Caleb T. & Astoria K. HARKER

“ And then shake your shit and open your ears".

Caleb T. Harker se retrouvait au centre des préoccupations comme toujours. Désirait-il réellement la vérité ou souhaitait-il se mettre en avant ? Astoria votait pour les deux solutions. Son demi-frère restait toujours le point d'attention de tous. Il le savait. Profitait-il de cette situation ? Certainement, en bon gosse de riches, il faisait son petit caprice. Le repas venait à peine de débuter qu'il lança sa bombe sans vergogne. Il n'en avait rien à faire des personnes autour de sa table. Il préférait titiller la gêne de sa belle-mère. Il la considérait peu et il la jugeait responsable de la mort de Némésis. Astoria n'était pas d'accord. Pour elle, la mère de Caleb n'avait pas la force de supporter la mise au monde de jumeaux. Son petit garçon était sorti en second, il était presque le responsable de cette hémorragie qui foudroya sa génitrice, il l’était. Il s'agissait du destin de cette femme, d'un coup du sort. Caleb avait la chance d'avoir retrouvé une vraie famille et lui, gaspillait tout avec ses ambitions de merdeux. Contrecarrer les plans du paternel, il n'y avait pas plus désolant comme plan ! Ou alors était-il trop faible pour assumer des affaires comme celles traitées par Orion ? La benjamine de la famille le prenait pour une lavette, quelqu'un d'immature, un égoïste pur et dur. Ils éprouvaient une haine l'un pour l'autre. Pourtant, ils appartenaient à la même famille. Callyope souffrait de cette mésentente. Elle n'appréciait pas les voir se disputer. Présentement, elle subissait aussi la situation. Caleb préférait allumer tout le monde et non faire du cas par cas. Entre un retard de sa plus jeune fille et un manque de respect de la part de son chouchou, Orion serait assurément de mauvais poil. En effet, jamais il n'avait à gérer de cas comme ceux-là au travail. Dans son business, il était respecté. Personne ne parlait plus haut que lui, pas d’entorses aux règles également. Pour ce père de famille, cette crise était passagère. Il ne semblait pas plus alarmer que cela, bien que dérangé sur le coup. Krystal avança les premiers signes d’inquiétude quant au comportement rebelle de son fils. Ce dernier la remballa comme une merde.
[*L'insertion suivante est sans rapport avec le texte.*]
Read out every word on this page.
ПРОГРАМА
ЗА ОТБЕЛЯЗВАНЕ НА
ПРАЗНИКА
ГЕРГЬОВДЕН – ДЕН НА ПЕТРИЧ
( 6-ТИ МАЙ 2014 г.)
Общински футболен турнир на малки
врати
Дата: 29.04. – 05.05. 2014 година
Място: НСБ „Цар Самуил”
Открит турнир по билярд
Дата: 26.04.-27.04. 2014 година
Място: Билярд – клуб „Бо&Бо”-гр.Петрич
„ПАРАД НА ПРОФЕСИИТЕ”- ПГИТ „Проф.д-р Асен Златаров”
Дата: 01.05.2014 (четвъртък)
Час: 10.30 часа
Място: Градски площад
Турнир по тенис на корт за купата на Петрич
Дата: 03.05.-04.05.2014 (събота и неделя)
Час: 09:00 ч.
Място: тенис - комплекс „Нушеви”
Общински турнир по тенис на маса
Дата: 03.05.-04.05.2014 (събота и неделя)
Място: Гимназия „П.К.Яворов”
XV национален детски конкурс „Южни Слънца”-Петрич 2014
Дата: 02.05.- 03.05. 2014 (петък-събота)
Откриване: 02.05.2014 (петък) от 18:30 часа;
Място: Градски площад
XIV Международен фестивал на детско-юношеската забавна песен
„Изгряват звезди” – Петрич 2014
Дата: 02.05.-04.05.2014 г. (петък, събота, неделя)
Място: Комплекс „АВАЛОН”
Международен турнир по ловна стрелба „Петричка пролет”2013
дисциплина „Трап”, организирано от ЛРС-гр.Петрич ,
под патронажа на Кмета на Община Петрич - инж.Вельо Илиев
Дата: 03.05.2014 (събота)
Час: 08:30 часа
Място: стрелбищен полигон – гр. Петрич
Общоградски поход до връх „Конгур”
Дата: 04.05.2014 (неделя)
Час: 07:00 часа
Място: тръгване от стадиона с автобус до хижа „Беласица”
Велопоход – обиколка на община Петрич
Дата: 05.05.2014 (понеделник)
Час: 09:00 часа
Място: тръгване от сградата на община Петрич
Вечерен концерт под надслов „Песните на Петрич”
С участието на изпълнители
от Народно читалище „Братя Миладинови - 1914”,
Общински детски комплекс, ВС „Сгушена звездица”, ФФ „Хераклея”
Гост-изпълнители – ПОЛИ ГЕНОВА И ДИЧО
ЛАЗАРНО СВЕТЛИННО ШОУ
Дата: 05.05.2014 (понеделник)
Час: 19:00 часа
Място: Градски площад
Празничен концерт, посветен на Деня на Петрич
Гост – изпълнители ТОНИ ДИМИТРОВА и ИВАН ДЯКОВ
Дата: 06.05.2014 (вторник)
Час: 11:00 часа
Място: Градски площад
Très bien Caleb, dis-nous ce qui te chagrine, on va en parler. Qu'est-ce que tu voudrais nous avouer mise à part ton ennui ? Ne te gênes pas, elle se tourna vers Cally, désolé ma chérie, je sais que tu ne souhaites pas de disputes, moi non plus mais il faut écouter ce que ton frère a à dire. Si on peut changer les choses. L'important c'est que tout le monde se sente bien dans cette famille et... elle n'osa pas prononcer la suite de sa pensée qui était « on sait tous que ce n'est pas le cas, moi la première » .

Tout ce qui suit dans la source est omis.